Château Dauzac in Bordeaux to get new owner

French entrepreneur Christian Roulleau was expected to be confirmed as the new owner of Château Dauzac, following talks with insurance group MAIF, which has owned the Bordeaux fifth growth estate since 1988.

It emerged in December 2018 that Christian Roulleau was in negotiations to buy Château Dauzac, based in the Margaux appellation and a fifth growth in the 1855 Classification.

A source familiar with the situation said that a deal has subsequently been agreed, although there has not been official confirmation. It is thought the deal could be worth around €120 million.

Roulleau is co-founder of SAMSIC, one of Europe’s leading business services firms, based in Rennes. He and his family had a fortune of €700 million in 2018, according to French business publication Challenges.

Dauzac’s current CEO, Laurent Fortin, would not comment on takeover talks but told Decanter.com this month that he expected to remain in position. ‘I am totally in-line with the strategy of the new acquirer,’ said Fortin. ‘I am delighted and honoured to continue to write the beautiful story of Château Dauzac.’

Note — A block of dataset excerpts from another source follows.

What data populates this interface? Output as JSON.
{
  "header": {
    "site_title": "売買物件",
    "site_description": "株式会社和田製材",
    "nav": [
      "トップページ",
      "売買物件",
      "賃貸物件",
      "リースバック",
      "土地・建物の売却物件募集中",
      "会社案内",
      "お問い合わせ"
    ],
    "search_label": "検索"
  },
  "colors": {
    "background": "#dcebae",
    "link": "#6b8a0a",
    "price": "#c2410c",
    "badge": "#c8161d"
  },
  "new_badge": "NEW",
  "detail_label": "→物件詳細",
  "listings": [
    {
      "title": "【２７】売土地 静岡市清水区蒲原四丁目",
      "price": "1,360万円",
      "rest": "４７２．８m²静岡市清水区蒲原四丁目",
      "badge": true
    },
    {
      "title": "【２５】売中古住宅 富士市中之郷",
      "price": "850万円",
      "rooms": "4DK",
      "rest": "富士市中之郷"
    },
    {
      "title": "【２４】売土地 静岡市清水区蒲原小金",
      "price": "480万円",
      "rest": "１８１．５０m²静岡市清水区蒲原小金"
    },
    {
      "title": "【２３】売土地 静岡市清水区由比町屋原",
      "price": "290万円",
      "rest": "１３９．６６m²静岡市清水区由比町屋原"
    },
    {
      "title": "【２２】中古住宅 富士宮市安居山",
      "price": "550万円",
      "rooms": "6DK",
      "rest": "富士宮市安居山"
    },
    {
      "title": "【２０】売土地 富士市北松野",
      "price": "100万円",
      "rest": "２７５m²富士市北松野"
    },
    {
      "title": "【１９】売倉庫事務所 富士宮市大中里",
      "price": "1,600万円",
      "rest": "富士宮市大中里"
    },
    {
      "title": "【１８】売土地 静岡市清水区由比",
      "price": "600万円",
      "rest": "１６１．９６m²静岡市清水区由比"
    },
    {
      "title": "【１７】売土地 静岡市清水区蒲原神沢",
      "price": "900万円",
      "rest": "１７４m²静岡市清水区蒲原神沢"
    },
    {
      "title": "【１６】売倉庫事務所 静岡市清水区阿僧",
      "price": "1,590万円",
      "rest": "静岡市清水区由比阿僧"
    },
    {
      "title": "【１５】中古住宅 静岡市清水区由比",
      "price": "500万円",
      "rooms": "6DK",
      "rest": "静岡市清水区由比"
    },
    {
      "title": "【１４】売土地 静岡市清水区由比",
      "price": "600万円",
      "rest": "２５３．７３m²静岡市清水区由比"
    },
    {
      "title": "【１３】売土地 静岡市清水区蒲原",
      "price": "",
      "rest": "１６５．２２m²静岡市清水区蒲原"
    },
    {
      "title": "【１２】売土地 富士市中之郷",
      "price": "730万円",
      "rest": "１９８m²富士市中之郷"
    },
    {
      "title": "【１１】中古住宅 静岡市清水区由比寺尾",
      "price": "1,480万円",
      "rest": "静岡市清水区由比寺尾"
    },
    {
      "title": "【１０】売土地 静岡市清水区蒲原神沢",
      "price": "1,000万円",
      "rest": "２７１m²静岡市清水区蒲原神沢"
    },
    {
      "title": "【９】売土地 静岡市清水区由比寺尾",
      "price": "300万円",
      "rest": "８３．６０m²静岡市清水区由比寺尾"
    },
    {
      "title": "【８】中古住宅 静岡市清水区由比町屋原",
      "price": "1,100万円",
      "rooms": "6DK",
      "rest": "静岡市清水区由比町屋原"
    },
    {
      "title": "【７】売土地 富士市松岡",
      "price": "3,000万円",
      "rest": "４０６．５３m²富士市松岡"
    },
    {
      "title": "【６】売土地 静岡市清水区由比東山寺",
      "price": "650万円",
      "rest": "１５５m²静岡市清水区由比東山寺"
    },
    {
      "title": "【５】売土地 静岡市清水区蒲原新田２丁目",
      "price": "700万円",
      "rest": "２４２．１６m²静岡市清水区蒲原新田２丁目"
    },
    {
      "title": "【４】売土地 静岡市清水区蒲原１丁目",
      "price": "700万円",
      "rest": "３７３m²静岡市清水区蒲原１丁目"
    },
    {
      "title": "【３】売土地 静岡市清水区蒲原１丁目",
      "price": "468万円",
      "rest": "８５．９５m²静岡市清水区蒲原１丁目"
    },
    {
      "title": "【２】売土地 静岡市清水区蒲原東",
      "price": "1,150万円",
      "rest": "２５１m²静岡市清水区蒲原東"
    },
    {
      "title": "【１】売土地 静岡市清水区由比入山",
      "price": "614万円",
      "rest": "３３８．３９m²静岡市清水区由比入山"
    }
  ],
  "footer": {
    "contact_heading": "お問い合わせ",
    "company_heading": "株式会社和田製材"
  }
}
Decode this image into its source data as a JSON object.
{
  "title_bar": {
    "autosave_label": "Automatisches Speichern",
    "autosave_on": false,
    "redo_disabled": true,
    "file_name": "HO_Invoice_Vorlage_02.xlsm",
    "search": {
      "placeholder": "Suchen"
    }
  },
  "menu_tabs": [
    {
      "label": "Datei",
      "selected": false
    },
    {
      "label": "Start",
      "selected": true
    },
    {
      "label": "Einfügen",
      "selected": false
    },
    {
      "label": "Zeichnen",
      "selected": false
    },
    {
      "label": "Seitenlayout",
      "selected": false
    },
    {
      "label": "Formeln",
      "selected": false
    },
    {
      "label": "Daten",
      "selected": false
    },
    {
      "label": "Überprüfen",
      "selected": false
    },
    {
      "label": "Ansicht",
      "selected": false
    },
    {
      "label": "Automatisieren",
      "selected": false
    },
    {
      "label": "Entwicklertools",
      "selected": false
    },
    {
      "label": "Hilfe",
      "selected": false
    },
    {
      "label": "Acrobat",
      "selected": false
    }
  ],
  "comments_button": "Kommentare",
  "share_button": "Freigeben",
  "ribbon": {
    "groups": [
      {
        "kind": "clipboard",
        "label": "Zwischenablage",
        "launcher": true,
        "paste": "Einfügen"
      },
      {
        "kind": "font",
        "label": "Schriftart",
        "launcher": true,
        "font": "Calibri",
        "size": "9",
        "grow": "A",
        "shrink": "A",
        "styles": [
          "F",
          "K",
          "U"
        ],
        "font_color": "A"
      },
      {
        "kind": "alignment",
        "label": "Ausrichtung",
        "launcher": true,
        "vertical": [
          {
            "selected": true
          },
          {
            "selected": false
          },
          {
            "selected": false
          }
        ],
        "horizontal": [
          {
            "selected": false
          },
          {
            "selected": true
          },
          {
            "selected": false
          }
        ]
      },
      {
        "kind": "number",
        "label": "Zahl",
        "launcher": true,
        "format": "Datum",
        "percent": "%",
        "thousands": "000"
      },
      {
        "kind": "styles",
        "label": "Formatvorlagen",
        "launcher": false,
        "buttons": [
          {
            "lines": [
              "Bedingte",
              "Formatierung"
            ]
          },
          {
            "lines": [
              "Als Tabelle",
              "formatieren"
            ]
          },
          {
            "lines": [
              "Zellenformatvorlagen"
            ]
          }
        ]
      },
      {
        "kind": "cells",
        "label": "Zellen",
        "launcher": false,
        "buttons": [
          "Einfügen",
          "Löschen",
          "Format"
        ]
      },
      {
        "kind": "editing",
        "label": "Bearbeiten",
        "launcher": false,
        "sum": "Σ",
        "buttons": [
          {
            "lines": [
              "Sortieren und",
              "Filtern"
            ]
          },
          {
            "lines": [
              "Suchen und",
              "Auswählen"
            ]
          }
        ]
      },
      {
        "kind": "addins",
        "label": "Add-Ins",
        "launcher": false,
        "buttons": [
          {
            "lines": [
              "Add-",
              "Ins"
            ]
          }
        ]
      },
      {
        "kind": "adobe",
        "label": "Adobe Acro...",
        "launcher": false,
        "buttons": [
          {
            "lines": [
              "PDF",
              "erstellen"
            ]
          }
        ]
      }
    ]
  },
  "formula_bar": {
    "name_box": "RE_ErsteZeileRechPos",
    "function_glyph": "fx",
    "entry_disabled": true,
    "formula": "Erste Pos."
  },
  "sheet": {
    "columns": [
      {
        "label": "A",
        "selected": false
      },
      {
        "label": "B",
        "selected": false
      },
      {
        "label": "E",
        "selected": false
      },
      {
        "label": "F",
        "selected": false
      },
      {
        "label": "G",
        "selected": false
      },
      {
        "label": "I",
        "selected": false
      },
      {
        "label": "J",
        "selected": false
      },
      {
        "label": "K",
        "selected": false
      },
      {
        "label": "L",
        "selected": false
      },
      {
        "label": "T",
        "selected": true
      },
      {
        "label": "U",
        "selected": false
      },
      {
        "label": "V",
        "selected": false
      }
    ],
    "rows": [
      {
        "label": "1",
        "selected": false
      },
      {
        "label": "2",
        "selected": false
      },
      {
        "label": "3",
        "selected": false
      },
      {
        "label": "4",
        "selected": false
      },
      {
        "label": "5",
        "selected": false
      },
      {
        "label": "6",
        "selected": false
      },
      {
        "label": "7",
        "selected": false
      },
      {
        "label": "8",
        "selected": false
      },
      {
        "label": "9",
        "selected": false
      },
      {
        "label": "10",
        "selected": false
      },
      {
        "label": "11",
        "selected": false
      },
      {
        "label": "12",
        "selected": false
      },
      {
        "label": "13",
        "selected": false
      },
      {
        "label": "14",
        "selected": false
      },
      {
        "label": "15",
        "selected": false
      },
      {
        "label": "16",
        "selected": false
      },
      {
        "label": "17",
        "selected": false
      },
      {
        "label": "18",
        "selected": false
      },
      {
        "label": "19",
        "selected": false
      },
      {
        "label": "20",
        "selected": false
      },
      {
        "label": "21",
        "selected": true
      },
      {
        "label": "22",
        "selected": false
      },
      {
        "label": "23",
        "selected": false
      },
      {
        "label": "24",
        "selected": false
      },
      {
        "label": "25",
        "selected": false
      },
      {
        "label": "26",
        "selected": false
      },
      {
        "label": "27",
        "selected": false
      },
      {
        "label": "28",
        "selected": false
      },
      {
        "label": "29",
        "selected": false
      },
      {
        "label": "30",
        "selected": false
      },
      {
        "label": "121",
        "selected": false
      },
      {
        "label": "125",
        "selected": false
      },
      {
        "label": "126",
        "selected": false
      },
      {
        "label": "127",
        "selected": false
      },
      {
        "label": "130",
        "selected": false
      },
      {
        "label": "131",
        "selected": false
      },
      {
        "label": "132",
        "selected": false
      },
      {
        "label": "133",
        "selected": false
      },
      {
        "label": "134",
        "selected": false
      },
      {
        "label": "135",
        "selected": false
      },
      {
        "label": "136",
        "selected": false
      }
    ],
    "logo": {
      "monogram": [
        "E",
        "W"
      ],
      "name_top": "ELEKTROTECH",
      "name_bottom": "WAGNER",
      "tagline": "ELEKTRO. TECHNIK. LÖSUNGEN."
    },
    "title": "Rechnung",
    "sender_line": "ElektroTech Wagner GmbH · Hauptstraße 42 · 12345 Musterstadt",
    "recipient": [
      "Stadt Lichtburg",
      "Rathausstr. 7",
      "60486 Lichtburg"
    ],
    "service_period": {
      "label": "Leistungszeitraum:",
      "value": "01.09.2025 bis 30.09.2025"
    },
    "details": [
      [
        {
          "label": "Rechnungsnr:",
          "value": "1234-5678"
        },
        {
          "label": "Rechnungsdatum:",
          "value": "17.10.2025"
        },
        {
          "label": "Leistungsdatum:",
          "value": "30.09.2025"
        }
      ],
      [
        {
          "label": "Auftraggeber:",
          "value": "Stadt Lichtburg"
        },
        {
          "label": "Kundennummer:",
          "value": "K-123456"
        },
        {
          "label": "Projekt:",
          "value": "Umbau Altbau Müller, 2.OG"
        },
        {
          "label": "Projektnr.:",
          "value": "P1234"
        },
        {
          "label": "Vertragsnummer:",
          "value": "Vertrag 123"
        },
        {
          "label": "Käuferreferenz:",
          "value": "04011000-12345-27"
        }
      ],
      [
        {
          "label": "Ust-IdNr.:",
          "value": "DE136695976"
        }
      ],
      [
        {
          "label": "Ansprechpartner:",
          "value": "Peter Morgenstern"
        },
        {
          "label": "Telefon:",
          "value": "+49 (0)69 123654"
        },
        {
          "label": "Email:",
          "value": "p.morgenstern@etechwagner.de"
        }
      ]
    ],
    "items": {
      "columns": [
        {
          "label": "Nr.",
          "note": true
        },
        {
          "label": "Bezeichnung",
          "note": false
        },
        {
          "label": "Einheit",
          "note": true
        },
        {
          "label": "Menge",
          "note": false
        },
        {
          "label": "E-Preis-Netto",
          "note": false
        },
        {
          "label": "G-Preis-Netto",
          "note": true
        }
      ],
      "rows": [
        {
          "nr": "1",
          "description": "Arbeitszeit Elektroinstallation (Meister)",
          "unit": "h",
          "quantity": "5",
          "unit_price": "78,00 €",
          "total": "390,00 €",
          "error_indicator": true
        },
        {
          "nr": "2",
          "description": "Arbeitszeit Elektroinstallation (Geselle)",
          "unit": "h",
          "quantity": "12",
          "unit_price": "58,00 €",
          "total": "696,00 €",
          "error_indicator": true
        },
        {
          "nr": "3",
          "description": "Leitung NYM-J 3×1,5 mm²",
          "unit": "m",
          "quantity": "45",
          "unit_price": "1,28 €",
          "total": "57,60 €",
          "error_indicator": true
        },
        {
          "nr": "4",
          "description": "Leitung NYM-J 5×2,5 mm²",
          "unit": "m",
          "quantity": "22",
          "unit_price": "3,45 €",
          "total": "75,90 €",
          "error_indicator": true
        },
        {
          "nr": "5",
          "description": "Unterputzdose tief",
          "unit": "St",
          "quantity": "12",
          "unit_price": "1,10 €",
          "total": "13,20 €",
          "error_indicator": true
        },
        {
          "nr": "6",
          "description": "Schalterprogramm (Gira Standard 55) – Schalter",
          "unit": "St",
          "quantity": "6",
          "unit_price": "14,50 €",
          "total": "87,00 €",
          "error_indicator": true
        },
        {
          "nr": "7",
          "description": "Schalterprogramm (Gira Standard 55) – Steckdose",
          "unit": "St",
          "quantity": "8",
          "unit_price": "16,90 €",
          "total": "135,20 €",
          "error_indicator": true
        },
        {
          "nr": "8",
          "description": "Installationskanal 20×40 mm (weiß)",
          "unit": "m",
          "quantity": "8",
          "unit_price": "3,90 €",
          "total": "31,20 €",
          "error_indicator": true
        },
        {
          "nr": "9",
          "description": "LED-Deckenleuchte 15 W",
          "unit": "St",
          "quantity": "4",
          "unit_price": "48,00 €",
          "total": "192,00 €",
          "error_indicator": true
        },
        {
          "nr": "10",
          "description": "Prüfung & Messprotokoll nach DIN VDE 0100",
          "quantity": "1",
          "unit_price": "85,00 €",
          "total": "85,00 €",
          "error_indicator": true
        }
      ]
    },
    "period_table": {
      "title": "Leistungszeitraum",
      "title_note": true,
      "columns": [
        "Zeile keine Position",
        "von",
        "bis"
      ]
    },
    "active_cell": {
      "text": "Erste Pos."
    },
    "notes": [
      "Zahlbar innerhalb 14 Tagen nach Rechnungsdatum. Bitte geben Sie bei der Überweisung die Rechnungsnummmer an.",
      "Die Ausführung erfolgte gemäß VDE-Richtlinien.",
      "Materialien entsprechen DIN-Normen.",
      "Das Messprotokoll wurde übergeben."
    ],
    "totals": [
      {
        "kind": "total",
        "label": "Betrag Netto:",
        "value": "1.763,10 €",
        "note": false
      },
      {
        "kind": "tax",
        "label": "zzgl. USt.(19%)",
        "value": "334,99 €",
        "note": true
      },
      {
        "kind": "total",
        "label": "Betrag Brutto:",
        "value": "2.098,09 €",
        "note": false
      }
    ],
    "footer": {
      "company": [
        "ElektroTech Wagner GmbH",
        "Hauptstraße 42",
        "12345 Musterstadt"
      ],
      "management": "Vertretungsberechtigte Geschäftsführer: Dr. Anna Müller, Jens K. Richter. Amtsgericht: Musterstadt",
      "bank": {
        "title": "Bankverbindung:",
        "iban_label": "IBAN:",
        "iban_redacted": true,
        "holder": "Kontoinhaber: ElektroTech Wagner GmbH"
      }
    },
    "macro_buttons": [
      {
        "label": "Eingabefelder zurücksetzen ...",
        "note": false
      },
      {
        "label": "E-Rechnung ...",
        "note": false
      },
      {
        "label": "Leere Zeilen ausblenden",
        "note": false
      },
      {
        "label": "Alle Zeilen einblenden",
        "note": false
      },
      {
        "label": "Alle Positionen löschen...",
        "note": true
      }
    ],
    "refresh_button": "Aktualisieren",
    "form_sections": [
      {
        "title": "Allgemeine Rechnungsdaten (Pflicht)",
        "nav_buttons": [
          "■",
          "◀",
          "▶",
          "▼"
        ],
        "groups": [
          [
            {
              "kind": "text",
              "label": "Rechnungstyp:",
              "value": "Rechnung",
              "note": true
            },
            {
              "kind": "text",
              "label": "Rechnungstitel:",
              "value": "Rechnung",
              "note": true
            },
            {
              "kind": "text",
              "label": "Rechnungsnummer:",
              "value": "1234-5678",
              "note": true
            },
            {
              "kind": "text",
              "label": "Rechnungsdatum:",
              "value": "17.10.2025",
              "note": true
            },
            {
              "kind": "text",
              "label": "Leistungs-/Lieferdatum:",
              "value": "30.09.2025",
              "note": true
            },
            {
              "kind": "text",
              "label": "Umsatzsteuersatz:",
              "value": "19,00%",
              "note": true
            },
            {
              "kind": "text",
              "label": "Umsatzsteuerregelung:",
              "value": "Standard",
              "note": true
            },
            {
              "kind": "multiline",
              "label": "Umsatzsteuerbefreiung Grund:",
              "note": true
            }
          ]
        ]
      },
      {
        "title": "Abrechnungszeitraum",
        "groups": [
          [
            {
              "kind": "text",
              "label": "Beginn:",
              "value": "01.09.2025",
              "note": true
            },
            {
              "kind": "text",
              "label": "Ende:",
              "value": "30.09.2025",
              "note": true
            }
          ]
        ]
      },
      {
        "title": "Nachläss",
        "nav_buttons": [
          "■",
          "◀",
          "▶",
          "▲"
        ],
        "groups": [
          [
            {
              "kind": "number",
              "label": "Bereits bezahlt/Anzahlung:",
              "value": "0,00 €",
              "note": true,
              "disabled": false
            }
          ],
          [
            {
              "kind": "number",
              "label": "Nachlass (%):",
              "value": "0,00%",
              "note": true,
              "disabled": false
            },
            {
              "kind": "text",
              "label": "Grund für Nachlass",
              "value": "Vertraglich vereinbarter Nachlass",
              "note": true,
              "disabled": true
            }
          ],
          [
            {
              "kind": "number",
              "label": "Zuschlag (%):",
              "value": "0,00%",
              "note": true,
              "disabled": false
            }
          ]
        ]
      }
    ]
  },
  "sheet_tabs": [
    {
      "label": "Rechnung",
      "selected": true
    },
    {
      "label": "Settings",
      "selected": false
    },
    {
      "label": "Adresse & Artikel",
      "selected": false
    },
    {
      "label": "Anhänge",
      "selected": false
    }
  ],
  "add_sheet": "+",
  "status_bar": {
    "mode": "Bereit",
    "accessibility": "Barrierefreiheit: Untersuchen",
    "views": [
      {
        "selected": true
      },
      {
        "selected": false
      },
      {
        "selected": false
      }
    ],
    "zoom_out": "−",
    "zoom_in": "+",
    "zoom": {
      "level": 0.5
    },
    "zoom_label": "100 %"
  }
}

With a surface area of 120 hectares, including 49 hectares of vines in the Margaux appellation and two in the Haut-Médoc AOC, Dauzac has undergone a transformation under Fortin’s direction; backed by MAIF investment.

In particular, there has been a shift to biodynamic principles and increased focus on the best vineyard sites, as reported by Decanter’s Jane Anson in her profile of Dauzac and its wines last year.

The estate produces about 300,000 bottles per year on average, including 120,000 of Château Dauzac ‘first wine’, 100,000 of Aurore de Dauzac, nearly 60,000 of Bastide de Dauzac and 20,000 of Haut-Médoc appellation wines.

The estate also has the D de Dauzac brand, marketed by Dauzac-owned Delta Négoce, which sells nearly 350,000 bottles per year.

In the last two years, other rumoured suitors for Château Dauzac have included Chinese billionaire Jack Ma and also the Cathiard family, of Château Smith-Haut-Lafitte.